Greffier lors du prononcé : Henry SARIA, Greffier.
JUGEMENT
prononcé en premier ressort, par décision contradictoire et mise à disposition au greffe du tribunal conformément à l’avis donné à l’issue de l’audience puis à l’avis de prorogation donné le 10 Septembre 2025.
EXPOSE DU LITIGE ET [V] LA PROCEDURE
Le 21 janvier 2002, [I] [N] a souscrit auprès de la société Prepar-Vie, par l’intermédiaire de la société BRED Banque Populaire, un bon de capitalisation au porteur n°30075 d’un montant de 76 962 euros pour une durée de 8 ans.
Le [Date décès 8] 2017, [I] [N] est décédée laissant pour lui succéder sa fille Mme [T] [R] épouse [M], instituée légataire universelle par testament du 24 janvier 1977.
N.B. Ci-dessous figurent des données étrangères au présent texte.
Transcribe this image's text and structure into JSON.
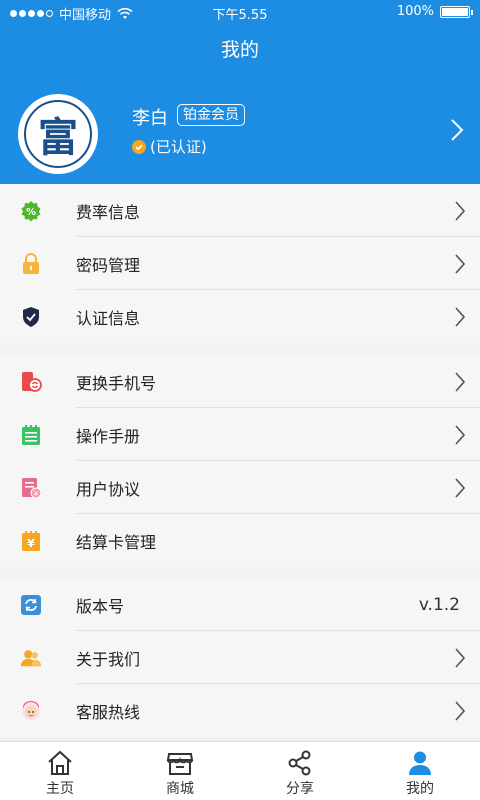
{
  "status_bar": {
    "carrier": "中国移动",
    "time": "下午5.55",
    "battery": "100%"
  },
  "header": {
    "title": "我的"
  },
  "profile": {
    "name": "李白",
    "member_level": "铂金会员",
    "verify_status": "(已认证)",
    "avatar_char": "富"
  },
  "menu_group_1": [
    {
      "label": "费率信息",
      "icon": "percent-icon",
      "color": "#4cb82c"
    },
    {
      "label": "密码管理",
      "icon": "lock-icon",
      "color": "#f5b53c"
    },
    {
      "label": "认证信息",
      "icon": "shield-icon",
      "color": "#1f2a44"
    }
  ],
  "menu_group_2": [
    {
      "label": "更换手机号",
      "icon": "phone-swap-icon",
      "color": "#e94b4b"
    },
    {
      "label": "操作手册",
      "icon": "notebook-icon",
      "color": "#38c460"
    },
    {
      "label": "用户协议",
      "icon": "agreement-icon",
      "color": "#e96a8c"
    },
    {
      "label": "结算卡管理",
      "icon": "yen-card-icon",
      "color": "#f5a623"
    }
  ],
  "menu_group_3": [
    {
      "label": "版本号",
      "icon": "refresh-icon",
      "value": "v.1.2",
      "color": "#3b8fd9"
    },
    {
      "label": "关于我们",
      "icon": "people-icon",
      "color": "#f5a623"
    },
    {
      "label": "客服热线",
      "icon": "service-icon",
      "color": "#ea5a7a"
    }
  ],
  "tabs": [
    {
      "label": "主页",
      "icon": "home-icon"
    },
    {
      "label": "商城",
      "icon": "store-icon"
    },
    {
      "label": "分享",
      "icon": "share-icon"
    },
    {
      "label": "我的",
      "icon": "user-icon",
      "active": true
    }
  ],
  "colors": {
    "primary": "#1d8de3",
    "background": "#f2f2f2"
  }
}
Le 15 juin 2017, Me [X], notaire à [Localité 11], en charge de la succession d'[I] [N], a écrit à la société Prepar-Vie pour lui demander si le bon de capitalisation revêtait une valeur.
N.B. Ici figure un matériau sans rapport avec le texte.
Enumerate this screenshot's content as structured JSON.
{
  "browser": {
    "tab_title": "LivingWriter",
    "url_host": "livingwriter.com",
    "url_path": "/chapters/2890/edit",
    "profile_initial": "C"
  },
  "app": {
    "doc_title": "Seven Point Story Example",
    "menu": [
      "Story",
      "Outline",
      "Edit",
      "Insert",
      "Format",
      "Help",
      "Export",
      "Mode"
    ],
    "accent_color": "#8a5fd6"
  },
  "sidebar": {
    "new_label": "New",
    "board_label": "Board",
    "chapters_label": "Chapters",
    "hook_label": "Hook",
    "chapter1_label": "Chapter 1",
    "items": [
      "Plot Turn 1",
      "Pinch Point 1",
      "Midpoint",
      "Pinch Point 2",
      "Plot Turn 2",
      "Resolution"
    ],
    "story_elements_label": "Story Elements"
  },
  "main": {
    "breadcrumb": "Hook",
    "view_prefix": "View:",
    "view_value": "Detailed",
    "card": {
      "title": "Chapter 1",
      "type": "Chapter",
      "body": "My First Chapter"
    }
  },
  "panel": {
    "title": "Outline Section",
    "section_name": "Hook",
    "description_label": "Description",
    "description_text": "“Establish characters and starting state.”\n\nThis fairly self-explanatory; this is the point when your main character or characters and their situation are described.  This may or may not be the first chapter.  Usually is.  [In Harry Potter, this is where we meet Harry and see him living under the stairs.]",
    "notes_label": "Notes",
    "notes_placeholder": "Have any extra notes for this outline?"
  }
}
Par courrier du 22 juin 2017, la société Prepar-Vie lui a répondu positivement et lui a précisé qu’il convenait de lui fournir, afin d’en obtenir le paiement, l’original du bon rayé avec la mention « annulé ».
Par courrier du 17 novembre 2017, la société Prepar-Vie a indiqué à Me [X] qu’elle n’avait jamais reçu l’original du bon de capitalisation qui lui aurait été adressé par un courrier du 25 juillet 2017 et qu’entre temps, l’original du bon avait été présenté en vue du paiement par un tiers.
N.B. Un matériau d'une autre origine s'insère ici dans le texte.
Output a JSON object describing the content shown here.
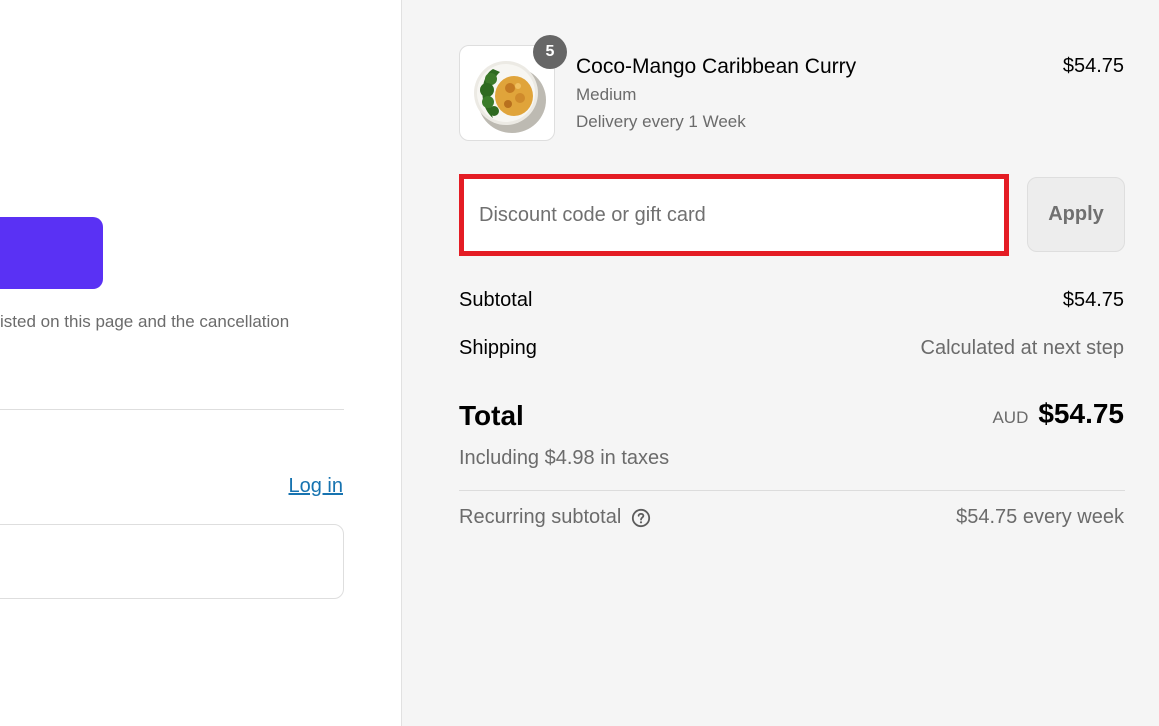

Compte tenu de la revendication de ce bon par ce tiers, M. [F] [B], et par Mme [T] [M], la société Prepar-Vie a bloqué le paiement au titre du bon de capitalisation.
Par actes de commissaire de justice en date du 13 novembre 2023, Mme [T] [M] a fait assigner la société Prepar-Vie, la SCP [X] – de Vilmorin et ses assureurs les sociétés MMA Iard et MMA Iard Assurances Mutuelles, devant le tribunal judiciaire de Nanterre.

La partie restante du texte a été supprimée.